Reputation: 111
i am using jsoup to extract tweeter text. so the html structure is
<p class="js-tweet-text tweet-text">@sexyazzjas There is so much love in the air, Jasmine! Thanks for the shout out. <a href="/search?q=%23ATTLove&src=hash" data-query-source="hashtag_click" class="twitter-hashtag pretty-link js-nav" dir="ltr" ><s>#</s><b>ATTLove</b></a></p>
what i want to get isThere is so much love in the air, Jasmine! Thanks for the shout out.
and i want to extract all the tweeter text in the entire page.

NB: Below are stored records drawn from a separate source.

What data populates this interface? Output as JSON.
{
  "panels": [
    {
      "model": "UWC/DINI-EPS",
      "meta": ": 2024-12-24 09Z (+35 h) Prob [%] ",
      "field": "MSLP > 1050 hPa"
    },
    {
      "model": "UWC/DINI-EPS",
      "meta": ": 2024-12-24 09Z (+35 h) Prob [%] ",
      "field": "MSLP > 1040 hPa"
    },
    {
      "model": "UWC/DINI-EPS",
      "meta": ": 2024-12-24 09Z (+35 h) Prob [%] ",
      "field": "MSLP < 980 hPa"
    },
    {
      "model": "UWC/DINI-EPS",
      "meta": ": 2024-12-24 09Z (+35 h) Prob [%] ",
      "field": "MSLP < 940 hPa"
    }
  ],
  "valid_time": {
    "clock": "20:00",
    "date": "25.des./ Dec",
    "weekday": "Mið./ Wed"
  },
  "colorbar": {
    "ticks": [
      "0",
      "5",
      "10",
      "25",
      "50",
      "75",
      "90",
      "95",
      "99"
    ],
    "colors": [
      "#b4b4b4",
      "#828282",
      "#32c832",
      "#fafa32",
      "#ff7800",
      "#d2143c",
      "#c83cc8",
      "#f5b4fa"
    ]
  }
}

I am new to java. the code has bugs. please help me thank you
below is my code:
package htmlparser;
import java.io.IOException;
import org.jsoup.Jsoup;
import org.jsoup.nodes.Document;
import org.jsoup.nodes.Element;
import org.jsoup.select.Elements;
public class tweettxt {
public static void main(String[] args) {
Document doc;
try {
// need http protocol
doc = Jsoup.connect("https://twitter.com/ATT/").get();
// get page title
String title = doc.title();
System.out.println("title : " + title);
Elements links = doc.select("p class="js-tweet-text tweet-text"");
for (Element link : links) {
System.out.println("\nlink : " + link.attr("p"));
System.out.println("text : " + link.text());
}
} catch (IOException e) {
e.printStackTrace();
}
}
}
Upvotes: 0
Views: 1486
Reputation: 17745
Although I do agree with Robin Green about using the API and not Jsoup in this occasion, I will provide a working solution for what you asked just to close this topic and for help on future viewers that have a problem with
Get the direct text of a Jsoup element that contains other elements.
public static void main(String[] args) {
Document doc;
try {
// need http protocol
doc = Jsoup.connect("https://twitter.com/ATT/").get();
// get page title
String title = doc.title();
System.out.println("title : " + title);
//select this <p class="js-tweet-text tweet-text"></p>
Elements links = doc.select("p.js-tweet-text.tweet-text");
for (Element link : links) {
System.out.println("\nlink : " + link.attr("p"));
/*use ownText() instead of text() in order to grab the direct text of
<p> and not the text that belongs to <p>'s children*/
System.out.println("text : " + link.ownText());
}
} catch (IOException e) {
e.printStackTrace();
}
}
Upvotes: 2